Como lo ha señalado Richard Hanania, estas organizaciones internacionales se posicionan como vigilantes y calificadoras de la democracia. Sin embargo, habitualmente califican de antidemocráticas las iniciativas legislativas en otros países, incluso cuando gozan de la aprobación popular.
Una cosa es clasificar un régimen político como “democracia electoral” según definiciones probadas a lo largo del tiempo. Otra muy distinta es clasificar la calidad de dichas democracias basándose en los sesgos cargados de preferencias de quienes hacen la puntuación, que es lo que hacen habitualmente los autodenominados vigilantes de la democracia. Para ellos, una democracia de alta calidad es aquella en la que las prioridades progresistas monopolizan el discurso y el espacio público. A menudo se tacha a un país de rezagado democrático cuando no avanza en sus políticas progresistas.

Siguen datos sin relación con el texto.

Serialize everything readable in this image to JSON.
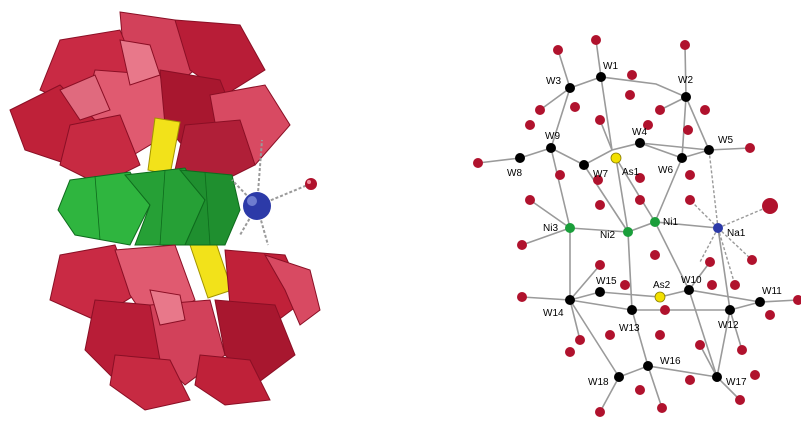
{
  "colors": {
    "tungsten": "#000000",
    "oxygen": "#b0122d",
    "arsenic": "#f2e000",
    "nickel": "#1a9e3a",
    "sodium": "#2c3aa8",
    "bond": "#9a9a9a",
    "polyhedron_tungsten": "#c0213b",
    "polyhedron_nickel": "#2aa53a",
    "polyhedron_arsenic": "#f0e020"
  },
  "polyhedral_view": {
    "icons": [
      "tungsten-octahedra",
      "nickel-octahedra",
      "arsenic-tetrahedra",
      "sodium-sphere",
      "water-oxygen"
    ]
  },
  "ball_stick_view": {
    "labels": {
      "W1": "W1",
      "W2": "W2",
      "W3": "W3",
      "W4": "W4",
      "W5": "W5",
      "W6": "W6",
      "W7": "W7",
      "W8": "W8",
      "W9": "W9",
      "W10": "W10",
      "W11": "W11",
      "W12": "W12",
      "W13": "W13",
      "W14": "W14",
      "W15": "W15",
      "W16": "W16",
      "W17": "W17",
      "W18": "W18",
      "As1": "As1",
      "As2": "As2",
      "Ni1": "Ni1",
      "Ni2": "Ni2",
      "Ni3": "Ni3",
      "Na1": "Na1"
    }
  }
}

A pesar de la semántica y los sesgos, un mundo dominado por repúblicas constitucionales que comercian entre sí estaría más alineado con los intereses nacionales de Estados Unidos que un mundo hostil a la libertad individual. En este sentido, la promoción de un régimen mundial liberal (un orden internacional basado en normas) conviene y beneficia a Estados Unidos, a sus aliados y al mundo en general.
Con su poder duro menguando, Estados Unidos usualmente actúa donde puede, no siempre donde y como debería. Esto tiene sentido, ya que los grandes rivales ven a Estados Unidos en declive absoluto y relativo. En 1960, Estados Unidos representaba el 40% del PIB mundial e invertía el 9% de su PIB en gasto militar. Hoy, Estados Unidos representa menos del 25% del PIB mundial y su gasto militar ronda el 3,5% del PIB. Mientras tanto, el pago de los intereses de la deuda estadounidense pronto superará el gasto militar anual.
Las cifras actuales siguen siendo impresionantes, pero no invocan un hegemón mundial que mande. Estados Unidos necesita todos los aliados que pueda conservar en todas las regiones del mundo, y sobre todo en Centroamérica.
Centroamérica —con acceso marítimo a los puertos estadounidenses del Atlántico, el Golfo y el Pacífico, y acceso terrestre directo para los inmigrantes ilegales a las entrañas de Estados Unidos— es cada vez más importante para la seguridad nacional estadounidense. Desgraciadamente, Estados Unidos está perdiendo a Centroamérica. Nicaragua está aliada cercanamente con China y Rusia; El Salvador mantiene acercamientos con China; y el gobierno socialista de Honduras también se inclina hacia China. Incluso el favorito democrático del istmo, Costa Rica, abandonó hace tiempo a Taiwán en favor de la China comunista.
Solo Guatemala se mantiene firmemente en el campo proestadounidense, reiterando su firme apoyo a Taiwán e Israel en los momentos más difíciles. Guatemala, además, ha implementado fuertes políticas de control migratorio e interdicción de drogas. Sin embargo, el gobierno guatemalteco apenas ha recibido un descastado reconocimiento, aplauso o gratitud por su apoyo a los objetivos tradicionales de la política exterior estadounidense. En la red organizada de la diplomacia estadounidense, Guatemala es tachada como un retroceso democrático (ver aquí, aquí y aquí).
El futuro de las relaciones bilaterales entre Estados Unidos y Guatemala está evolucionando y es difícil de predecir, ya que en 2024 y 2025 se posesionarán nuevas administraciones. Sin embargo, no cabe duda de la importancia de la relación bilateral. Si Estados Unidos pierde Guatemala, pierde Centroamérica. Es mucho lo que está en juego en un país pequeño.